Synopsis
Tristan et Isolde
Le roi Marke de Cornouailles charge son héritier Tristan de lui ramener sa promise, la Princesse d’Irlande Isolde. Mais l’absorption d’un philtre d’amour par Tristan et Isolde les fait tomber amoureux l’un de l’autre. Ils se jurent alors fidélité jusque dans la mort.
Met Live Tosca
Création de l'opéra
Tristan et Isolde est un drame musical en trois actes écrit et composé par Richard Wagner (1813-1883). Pour son poème, Wagner s’inspire de la légende celtique médiévale écrite par Gottfried von Strasbourg et qui s’intitule Tristan et Iseut.
Depuis leur rencontre à Zurich en 1852 après une représentation du Tannhäuser, Otto Wesendonck est le mécène principal du compositeur. Ce patronage permet pour la première fois à Wagner, depuis sa fuite précipitée de Dresde après sa participation aux émeutes de 1849, de se consacrer à nouveau à la composition de l’œuvre de sa vie : la tétralogie.
En décembre 1854, le compositeur émet pour la première fois dans une lettre à son ami et collègue Franz Liszt l’idée de mettre en scène un amour idéal à partir de l’œuvre de Gottfried von Strasbourg. Mais le projet, lent à mûrir, ne prend véritablement forme que lorsque Wagner s’installe, avec sa femme, deux ans plus tard à l’« Asile » (le 27 avril 1857), une maison près de la villa de son mécène. Cette arrivée marque le véritable début de la relation intellectuelle et artistique que le compositeur entretient avec la femme de ce dernier, Mathilde Wesendonck.
Porté par cette émulation, Wagner suspend l’écriture de Siegfried pour se consacrer à l’écriture de Tristan et Isolde. Avec le soutien et l’aide de Mathilde, il termine le brouillon du poème en prose le 20 août 1857, puis finit l’écriture du livret un mois plus tard, le 18 septembre 1857. Il enchaîne ensuite avec la composition du premier acte, dont il finalise l’élaboration en avril 1858.
Au cours du mois suivant, la relation artistique entre Mathilde et Wagner évolue à nouveau et se mue en véritable passion (platonique). Les poèmes de Mathilde que Wagner met en musique à partir de l’automne 1857 constituent l’expression artistique de l’amour que se portent les deux amants : à travers le texte, l’auteure exprime la puissance de leur amour, mais aussi l’impossibilité de cet amour dans le monde des vivants.
Le contenu poétique étant intimement lié à celui développé dans le drame musical, Wagner se sert de la mise en musique de ces poèmes comme d’une étude musicale à Tristan et Isolde et il sous-titre d’ailleurs deux de ses lieder « étude à Tristan » : « Träume » (Rêve) et « Im Treibhaus » (Dans la serre).
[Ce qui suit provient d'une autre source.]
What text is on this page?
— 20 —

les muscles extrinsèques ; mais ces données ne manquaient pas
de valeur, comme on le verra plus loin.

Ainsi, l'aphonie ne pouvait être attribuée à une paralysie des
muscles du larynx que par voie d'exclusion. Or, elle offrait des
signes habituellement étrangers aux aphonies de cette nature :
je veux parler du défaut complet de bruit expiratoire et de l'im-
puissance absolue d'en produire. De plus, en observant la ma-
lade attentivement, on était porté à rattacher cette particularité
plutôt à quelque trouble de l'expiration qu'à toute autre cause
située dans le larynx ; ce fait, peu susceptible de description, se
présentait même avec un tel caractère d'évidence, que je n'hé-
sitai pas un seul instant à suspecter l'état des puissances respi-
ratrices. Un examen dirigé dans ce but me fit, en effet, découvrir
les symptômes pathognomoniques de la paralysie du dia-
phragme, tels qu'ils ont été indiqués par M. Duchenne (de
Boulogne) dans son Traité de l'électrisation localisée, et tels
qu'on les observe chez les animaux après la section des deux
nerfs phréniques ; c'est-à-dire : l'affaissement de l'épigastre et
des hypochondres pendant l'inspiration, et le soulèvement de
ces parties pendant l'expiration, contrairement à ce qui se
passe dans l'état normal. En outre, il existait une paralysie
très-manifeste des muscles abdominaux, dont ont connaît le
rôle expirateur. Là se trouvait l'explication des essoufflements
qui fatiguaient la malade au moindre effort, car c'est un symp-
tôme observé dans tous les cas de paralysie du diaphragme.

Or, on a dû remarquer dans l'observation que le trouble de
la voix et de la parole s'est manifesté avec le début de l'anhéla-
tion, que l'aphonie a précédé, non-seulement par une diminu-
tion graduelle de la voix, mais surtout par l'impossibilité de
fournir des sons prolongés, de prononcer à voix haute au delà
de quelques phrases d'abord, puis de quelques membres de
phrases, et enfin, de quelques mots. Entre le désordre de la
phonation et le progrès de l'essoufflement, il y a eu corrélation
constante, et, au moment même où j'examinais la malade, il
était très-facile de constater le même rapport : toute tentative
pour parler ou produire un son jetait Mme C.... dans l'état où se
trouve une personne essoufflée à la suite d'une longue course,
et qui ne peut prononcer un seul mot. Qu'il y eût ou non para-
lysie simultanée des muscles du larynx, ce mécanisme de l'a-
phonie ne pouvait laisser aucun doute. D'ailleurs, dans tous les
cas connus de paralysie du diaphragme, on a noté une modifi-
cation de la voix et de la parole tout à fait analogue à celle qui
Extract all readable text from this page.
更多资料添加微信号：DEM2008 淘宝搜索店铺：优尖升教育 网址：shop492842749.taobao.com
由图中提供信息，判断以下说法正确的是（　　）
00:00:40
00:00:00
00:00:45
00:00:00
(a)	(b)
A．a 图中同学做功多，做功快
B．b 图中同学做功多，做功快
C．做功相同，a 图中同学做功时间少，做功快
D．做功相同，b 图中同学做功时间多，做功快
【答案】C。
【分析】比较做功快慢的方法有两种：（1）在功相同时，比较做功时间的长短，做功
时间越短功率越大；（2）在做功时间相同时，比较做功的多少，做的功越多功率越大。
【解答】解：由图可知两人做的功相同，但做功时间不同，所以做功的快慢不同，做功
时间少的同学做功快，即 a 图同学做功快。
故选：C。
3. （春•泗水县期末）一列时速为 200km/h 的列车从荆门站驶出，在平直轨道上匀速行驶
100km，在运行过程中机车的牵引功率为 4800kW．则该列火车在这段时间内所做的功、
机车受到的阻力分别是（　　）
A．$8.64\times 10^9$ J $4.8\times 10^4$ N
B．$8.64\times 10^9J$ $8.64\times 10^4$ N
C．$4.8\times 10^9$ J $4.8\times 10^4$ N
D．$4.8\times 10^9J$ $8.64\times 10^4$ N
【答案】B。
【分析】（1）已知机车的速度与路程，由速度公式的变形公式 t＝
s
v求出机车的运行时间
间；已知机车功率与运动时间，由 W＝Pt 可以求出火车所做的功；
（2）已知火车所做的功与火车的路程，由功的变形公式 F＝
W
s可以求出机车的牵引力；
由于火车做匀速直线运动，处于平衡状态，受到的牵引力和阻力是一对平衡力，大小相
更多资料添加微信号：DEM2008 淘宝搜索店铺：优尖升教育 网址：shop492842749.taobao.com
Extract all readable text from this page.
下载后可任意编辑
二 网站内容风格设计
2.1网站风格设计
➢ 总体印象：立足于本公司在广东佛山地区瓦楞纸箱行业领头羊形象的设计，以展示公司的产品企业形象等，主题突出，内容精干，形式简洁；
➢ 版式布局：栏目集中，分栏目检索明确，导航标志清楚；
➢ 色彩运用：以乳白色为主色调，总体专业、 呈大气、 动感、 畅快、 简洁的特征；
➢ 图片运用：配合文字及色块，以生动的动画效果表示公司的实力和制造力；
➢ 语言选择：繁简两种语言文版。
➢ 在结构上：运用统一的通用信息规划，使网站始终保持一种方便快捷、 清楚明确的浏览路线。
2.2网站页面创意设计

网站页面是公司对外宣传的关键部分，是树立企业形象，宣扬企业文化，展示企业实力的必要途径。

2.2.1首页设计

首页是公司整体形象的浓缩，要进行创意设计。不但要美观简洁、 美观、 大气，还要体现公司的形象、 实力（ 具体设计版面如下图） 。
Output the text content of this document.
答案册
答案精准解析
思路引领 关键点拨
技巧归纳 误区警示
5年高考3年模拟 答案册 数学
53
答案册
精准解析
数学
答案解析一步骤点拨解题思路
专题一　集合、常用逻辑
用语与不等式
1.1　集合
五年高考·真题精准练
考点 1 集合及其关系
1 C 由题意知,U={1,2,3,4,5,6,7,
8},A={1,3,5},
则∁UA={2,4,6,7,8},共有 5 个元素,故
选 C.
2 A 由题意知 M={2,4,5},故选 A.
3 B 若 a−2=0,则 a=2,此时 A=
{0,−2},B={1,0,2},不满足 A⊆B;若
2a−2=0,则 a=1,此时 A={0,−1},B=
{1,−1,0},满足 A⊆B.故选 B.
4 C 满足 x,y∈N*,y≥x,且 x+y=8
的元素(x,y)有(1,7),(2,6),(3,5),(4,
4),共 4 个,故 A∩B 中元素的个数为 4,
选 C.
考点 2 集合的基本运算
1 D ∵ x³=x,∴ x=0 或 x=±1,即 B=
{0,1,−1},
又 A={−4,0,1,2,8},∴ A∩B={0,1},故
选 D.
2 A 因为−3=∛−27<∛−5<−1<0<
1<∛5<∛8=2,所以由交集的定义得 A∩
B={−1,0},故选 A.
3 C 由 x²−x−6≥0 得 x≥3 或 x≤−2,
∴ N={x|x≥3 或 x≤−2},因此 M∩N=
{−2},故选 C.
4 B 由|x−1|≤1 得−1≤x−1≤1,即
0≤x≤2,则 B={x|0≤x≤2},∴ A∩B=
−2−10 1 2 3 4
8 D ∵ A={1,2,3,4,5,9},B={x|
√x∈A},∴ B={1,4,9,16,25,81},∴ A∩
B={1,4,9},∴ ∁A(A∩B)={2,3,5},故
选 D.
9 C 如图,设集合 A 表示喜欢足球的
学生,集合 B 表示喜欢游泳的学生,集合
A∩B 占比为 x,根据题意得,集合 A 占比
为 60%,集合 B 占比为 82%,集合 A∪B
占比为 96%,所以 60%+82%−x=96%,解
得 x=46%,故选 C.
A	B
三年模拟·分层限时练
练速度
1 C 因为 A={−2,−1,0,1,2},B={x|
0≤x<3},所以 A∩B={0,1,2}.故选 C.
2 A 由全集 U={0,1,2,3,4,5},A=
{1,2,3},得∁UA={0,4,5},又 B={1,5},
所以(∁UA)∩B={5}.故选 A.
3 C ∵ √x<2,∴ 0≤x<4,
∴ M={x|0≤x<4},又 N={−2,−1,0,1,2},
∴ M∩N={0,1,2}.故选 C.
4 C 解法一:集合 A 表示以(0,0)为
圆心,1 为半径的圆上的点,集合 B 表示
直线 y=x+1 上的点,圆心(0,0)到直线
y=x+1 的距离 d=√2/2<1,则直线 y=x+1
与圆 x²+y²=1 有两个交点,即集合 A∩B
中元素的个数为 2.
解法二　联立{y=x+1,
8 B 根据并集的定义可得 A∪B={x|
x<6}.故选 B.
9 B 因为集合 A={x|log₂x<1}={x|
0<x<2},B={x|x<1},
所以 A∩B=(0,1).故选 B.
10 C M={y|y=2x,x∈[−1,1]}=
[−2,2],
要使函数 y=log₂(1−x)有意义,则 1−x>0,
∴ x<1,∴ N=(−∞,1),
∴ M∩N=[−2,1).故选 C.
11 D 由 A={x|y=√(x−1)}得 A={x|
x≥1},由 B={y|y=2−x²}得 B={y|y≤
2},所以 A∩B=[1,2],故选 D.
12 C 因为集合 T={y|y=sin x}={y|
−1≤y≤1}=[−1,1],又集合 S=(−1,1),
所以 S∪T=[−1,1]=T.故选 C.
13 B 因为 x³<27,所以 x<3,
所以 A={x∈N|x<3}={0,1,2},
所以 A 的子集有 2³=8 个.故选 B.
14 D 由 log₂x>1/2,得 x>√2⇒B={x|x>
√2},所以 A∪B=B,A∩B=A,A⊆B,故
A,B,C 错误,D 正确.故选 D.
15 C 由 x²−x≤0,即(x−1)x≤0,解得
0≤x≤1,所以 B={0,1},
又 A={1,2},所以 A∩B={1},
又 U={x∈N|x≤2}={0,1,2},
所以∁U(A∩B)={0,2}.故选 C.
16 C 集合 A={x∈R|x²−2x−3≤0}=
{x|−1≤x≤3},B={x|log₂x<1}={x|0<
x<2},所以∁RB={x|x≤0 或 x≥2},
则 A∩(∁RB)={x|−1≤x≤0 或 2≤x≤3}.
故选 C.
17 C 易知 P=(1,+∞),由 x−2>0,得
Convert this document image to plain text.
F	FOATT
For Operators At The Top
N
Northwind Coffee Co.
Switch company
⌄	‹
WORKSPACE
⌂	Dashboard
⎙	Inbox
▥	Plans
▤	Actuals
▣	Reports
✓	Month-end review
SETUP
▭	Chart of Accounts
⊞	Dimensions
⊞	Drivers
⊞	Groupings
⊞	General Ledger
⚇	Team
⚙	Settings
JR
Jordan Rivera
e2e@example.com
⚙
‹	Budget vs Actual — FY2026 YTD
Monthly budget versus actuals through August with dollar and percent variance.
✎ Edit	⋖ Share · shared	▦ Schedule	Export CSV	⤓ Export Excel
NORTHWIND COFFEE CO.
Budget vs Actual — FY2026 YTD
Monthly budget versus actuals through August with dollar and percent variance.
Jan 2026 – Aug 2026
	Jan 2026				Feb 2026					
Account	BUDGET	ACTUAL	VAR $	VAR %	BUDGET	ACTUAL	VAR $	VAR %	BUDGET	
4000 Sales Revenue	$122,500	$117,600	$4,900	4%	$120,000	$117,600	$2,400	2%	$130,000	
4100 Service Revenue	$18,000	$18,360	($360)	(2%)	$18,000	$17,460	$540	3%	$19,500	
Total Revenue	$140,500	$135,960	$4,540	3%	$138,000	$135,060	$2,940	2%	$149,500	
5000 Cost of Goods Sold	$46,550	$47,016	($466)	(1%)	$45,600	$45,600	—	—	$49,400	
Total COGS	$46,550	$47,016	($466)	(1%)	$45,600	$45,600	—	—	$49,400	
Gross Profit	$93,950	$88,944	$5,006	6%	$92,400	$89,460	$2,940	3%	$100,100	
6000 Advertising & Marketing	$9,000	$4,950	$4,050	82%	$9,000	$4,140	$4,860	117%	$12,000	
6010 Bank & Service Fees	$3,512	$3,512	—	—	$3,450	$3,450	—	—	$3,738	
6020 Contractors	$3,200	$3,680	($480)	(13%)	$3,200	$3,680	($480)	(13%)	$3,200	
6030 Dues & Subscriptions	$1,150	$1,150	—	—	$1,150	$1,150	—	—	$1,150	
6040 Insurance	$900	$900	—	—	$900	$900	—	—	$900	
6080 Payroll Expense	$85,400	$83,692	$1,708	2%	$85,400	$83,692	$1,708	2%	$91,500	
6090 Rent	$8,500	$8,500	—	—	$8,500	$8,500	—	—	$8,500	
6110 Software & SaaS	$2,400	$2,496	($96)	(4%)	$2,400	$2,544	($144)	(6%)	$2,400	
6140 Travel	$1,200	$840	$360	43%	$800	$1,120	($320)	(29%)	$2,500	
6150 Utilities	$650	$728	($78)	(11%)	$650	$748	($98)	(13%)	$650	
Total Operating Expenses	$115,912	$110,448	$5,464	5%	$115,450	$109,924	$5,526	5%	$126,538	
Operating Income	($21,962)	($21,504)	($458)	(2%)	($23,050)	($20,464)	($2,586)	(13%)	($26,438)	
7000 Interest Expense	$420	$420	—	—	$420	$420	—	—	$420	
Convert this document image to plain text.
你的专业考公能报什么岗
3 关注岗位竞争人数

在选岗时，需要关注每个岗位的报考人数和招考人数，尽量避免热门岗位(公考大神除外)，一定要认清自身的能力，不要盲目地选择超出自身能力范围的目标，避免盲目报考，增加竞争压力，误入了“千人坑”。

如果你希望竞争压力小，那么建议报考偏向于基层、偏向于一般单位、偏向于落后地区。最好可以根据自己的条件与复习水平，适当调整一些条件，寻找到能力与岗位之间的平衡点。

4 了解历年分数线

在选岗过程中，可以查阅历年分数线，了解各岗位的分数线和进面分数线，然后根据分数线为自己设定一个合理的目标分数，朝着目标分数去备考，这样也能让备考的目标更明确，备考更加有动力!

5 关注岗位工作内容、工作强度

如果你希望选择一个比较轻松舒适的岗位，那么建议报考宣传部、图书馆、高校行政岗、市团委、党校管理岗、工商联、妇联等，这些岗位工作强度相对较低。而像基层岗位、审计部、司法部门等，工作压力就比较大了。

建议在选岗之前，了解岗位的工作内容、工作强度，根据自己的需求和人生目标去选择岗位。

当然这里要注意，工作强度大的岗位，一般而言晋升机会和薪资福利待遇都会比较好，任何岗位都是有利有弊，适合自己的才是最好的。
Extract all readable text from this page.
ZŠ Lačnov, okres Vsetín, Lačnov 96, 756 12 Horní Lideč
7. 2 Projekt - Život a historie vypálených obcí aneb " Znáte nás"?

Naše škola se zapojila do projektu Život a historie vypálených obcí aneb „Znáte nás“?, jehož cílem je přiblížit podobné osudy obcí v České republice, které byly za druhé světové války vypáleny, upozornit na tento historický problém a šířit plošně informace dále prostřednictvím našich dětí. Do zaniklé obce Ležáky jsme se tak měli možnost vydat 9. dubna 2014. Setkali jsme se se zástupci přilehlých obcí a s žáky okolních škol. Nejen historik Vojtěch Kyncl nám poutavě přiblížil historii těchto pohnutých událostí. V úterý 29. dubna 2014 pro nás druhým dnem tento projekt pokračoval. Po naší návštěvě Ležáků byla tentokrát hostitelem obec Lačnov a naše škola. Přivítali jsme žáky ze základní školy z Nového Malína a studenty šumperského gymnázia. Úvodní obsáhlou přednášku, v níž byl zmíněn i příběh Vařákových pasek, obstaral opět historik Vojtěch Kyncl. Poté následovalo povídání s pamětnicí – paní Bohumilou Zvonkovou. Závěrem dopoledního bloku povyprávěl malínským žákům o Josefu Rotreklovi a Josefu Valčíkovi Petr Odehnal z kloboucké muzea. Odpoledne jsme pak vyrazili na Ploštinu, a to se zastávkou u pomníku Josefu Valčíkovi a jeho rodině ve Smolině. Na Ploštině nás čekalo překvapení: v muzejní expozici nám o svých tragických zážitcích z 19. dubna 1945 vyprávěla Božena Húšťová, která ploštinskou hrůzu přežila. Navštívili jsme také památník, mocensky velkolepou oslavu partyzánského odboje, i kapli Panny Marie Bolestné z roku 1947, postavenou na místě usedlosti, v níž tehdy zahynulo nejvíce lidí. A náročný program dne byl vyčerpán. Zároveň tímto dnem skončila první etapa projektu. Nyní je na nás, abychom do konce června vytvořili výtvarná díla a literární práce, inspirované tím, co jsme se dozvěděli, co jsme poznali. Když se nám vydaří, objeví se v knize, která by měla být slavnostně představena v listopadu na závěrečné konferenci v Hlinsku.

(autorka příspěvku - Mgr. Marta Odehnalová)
Dans « Träume » (composé en décembre 1857), il développe ce qui deviendra par la suite le cœur du duo d’amour de l’acte II et dans « Im Treibhaus » (composé fin avril 1858) ce qui constituera le futur thème qui hante tout le dernier acte et qui exprime la solitude et la détresse de Tristan.
En janvier 1858, la tension monte entre Wagner et sa femme Minna. En effet, cette dernière suspecte une liaison entre son mari et Mathilde. Pour calmer la situation, Wagner quitte l’Asile et part pour Paris. Durant cette période loin de la Suisse, il signe le contrat de publication de son futur drame musical avec la maison d’édition basée à Leipzig Breitkopf & Härtel. Wagner revient à l’Asile au début du mois de février et se consacre à l’écriture de la fin de son premier acte.
Le 7 avril 1858 a lieu la fameuse « affaire de la note » où Minna intercepte une note de Wagner adressée à Mathilde, accompagnant la musique de son prélude. Le contenu et le style de cet écrit ne laissant aucun doute sur la nature de leur relation, Minna confronte d’abord son mari, puis Mathilde. Comprenant l’imminence d’un scandale, cette dernière décide de mettre son propre mari au courant de son « aventure » (restée a priori platonique) avec le compositeur. Après s’être expliqué de cette liaison auprès d’Otto Wesendonck, le compositeur décide de quitter définitivement l’Asile en juillet 1858.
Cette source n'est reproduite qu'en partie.